Performansta rol oynayan bir diğer önemli faktör kişinin morali ve motivasyonudur. Kişi bulunduğu yeri değiştirince ferahlar. Uzun süredir bulunduğu yerin kendisine verdiği, ama belki kendisinin fark edemediği stresini geride bırakır. Günlük rutini kırmış, yaşamına renk gelmiştir. Bu, kişiyi mutlu yapar; kafasını dağıtır, zihnini dinlendirir. Kendi yerine döndüğünde yeni bir istekle, yüksek bir moralle işe koyulur.
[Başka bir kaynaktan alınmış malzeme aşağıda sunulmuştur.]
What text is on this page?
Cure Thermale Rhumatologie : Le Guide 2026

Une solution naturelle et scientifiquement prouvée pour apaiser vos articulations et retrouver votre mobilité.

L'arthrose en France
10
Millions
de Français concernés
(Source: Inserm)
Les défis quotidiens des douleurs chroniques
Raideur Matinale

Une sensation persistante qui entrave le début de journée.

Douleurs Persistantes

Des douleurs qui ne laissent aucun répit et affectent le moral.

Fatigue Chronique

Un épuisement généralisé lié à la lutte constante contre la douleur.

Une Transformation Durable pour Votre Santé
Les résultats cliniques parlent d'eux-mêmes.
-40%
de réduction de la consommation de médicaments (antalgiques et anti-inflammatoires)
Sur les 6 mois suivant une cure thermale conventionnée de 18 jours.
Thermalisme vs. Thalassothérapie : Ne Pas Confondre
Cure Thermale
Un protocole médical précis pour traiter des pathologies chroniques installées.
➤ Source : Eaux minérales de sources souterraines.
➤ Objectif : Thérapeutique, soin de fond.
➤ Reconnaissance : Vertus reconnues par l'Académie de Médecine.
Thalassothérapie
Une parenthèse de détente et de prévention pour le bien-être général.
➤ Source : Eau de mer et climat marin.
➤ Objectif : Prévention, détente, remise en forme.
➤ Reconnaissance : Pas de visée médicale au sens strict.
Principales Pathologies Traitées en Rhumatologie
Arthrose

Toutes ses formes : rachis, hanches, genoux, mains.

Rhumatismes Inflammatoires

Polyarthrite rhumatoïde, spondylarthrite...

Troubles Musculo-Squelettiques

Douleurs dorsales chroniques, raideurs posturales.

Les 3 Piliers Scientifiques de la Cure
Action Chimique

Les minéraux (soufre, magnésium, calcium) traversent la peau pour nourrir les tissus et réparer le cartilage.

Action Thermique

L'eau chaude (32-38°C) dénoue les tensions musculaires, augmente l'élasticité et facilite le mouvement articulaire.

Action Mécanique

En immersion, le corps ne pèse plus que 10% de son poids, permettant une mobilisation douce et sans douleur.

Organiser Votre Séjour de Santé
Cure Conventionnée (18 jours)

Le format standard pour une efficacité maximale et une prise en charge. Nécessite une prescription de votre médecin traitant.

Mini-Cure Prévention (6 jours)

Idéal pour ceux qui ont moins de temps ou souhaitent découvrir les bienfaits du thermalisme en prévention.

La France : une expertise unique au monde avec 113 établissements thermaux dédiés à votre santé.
Amerikan şirketlerin seyahat yararlarını gündeme getirmesi bir rastlantı değildir. Çünkü yapılan araştırmalar gösteriyor ki, şu anda en verimli çağlarında olan bir kuşağın tercihlerinde seyahat ön sıralarda yer alıyor. Bu kuşak, 1981 ve 1996 yılları arasında doğan ve literatürde “Millennial” diye adlandırılan kuşaktır. Artan kredi faizleri ve enflasyon bu kuşağı araba, ev gibi büyük harcamalardan uzaklaştırmış. Bunun yerine seyahati tercih ediyorlarmış. Amerikan şirketleri de bu gerçeğin ışığında, toplam ücret paketlerine “seyahat yararları” kalemini eklemişler.

Yorum

Çalışana sağlanacak yararlarda yaratıcı olmak, çalışanın ihtiyaçlarına ve tercihlerine kulak vermek gerekir. Başarıda insan kaynağının önemini kavramış kuruluşlar, çalışanı cezbetmek, elde tutmak ve motivasyonlarını yükseltmek için ellerinden gelen her şeyi yaparlar.” Giderlerse gitsinler” türü bilinçsiz ve sorumsuz kabadayılıklara hiç bir zaman yer vermezler..
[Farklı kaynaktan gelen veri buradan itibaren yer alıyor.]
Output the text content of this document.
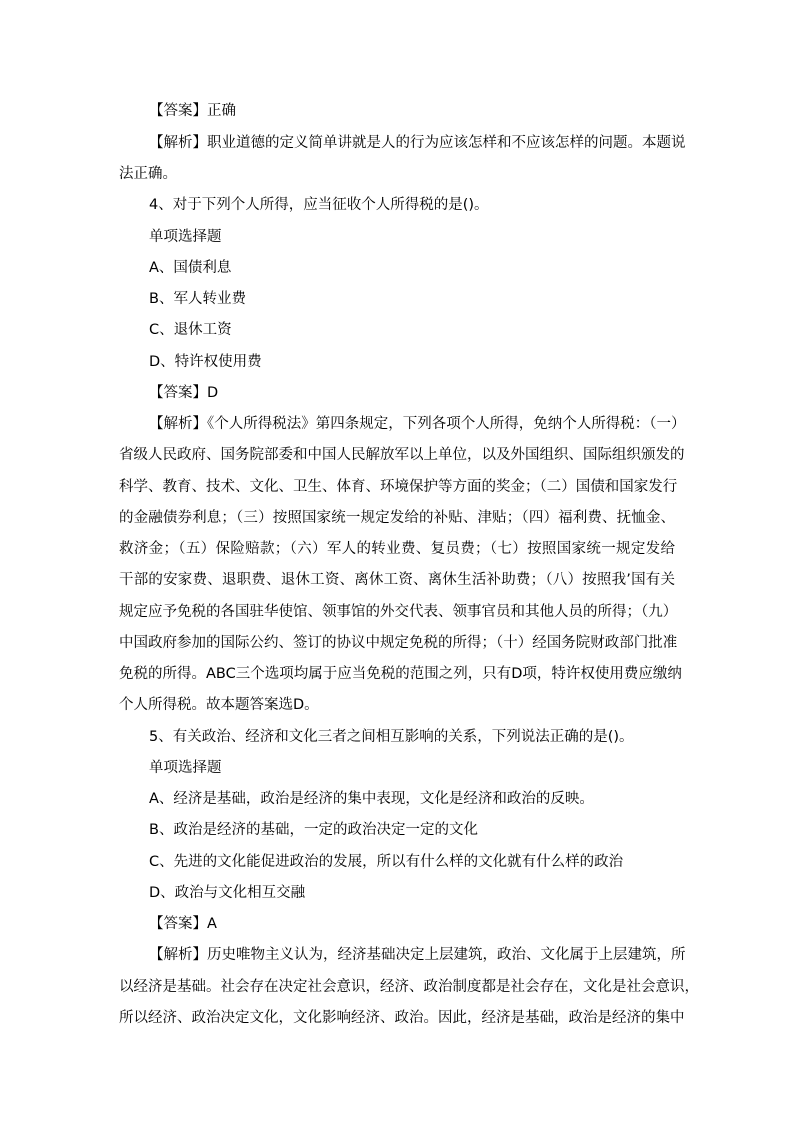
【答案】正确
【解析】职业道德的定义简单讲就是人的行为应该怎样和不应该怎样的问题。本题说
法正确。
4、对于下列个人所得，应当征收个人所得税的是()。
单项选择题
A、国债利息
B、军人转业费
C、退休工资
D、特许权使用费
【答案】D
【解析】《个人所得税法》第四条规定，下列各项个人所得，免纳个人所得税：（一）
省级人民政府、国务院部委和中国人民解放军以上单位，以及外国组织、国际组织颁发的
科学、教育、技术、文化、卫生、体育、环境保护等方面的奖金；（二）国债和国家发行
的金融债券利息；（三）按照国家统一规定发给的补贴、津贴；（四）福利费、抚恤金、
救济金；（五）保险赔款；（六）军人的转业费、复员费；（七）按照国家统一规定发给
干部的安家费、退职费、退休工资、离休工资、离休生活补助费；（八）按照我’国有关
规定应予免税的各国驻华使馆、领事馆的外交代表、领事官员和其他人员的所得；（九）
中国政府参加的国际公约、签订的协议中规定免税的所得；（十）经国务院财政部门批准
免税的所得。ABC三个选项均属于应当免税的范围之列，只有D项，特许权使用费应缴纳
个人所得税。故本题答案选D。
5、有关政治、经济和文化三者之间相互影响的关系，下列说法正确的是()。
单项选择题
A、经济是基础，政治是经济的集中表现，文化是经济和政治的反映。
B、政治是经济的基础，一定的政治决定一定的文化
C、先进的文化能促进政治的发展，所以有什么样的文化就有什么样的政治
D、政治与文化相互交融
【答案】A
【解析】历史唯物主义认为，经济基础决定上层建筑，政治、文化属于上层建筑，所
以经济是基础。社会存在决定社会意识，经济、政治制度都是社会存在，文化是社会意识，
所以经济、政治决定文化，文化影响经济、政治。因此，经济是基础，政治是经济的集中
Yukarıda sözünü ettiğim seyahat yararları (Travel Benefits) bu dönemde bazılarına fantezi gibi gelebilir. Çünkü ülkemizdeki artan ağır ekonomik koşullar hem çalışanları hem de işverenleri zorlamaktadır. Çalışanların büyük bölümü hâlâ Maslow’un ihtiyaçlar hiyerarşisindeki fizyolojik ve güvenlik ihtiyaçları seviyesinde debelenip durmaktadır.. Bu nedenle, belki bu grup için farklılık yaratacak imkânlar yiyecek kategorisinde yer alacaktır. Örneğin, çalışanların çocukları için haftada bir süt, ya da ayda bir meyve sepeti vermek önemli bir fark yaratacaktır. Ya da eşlerin evlilik yıldönümlerinde onlara bir kilo et ya da bir tavuk yollamak çalışanın kalbini kazanacaktır. Çok acıklıdır, ama gerçek maalesef budur.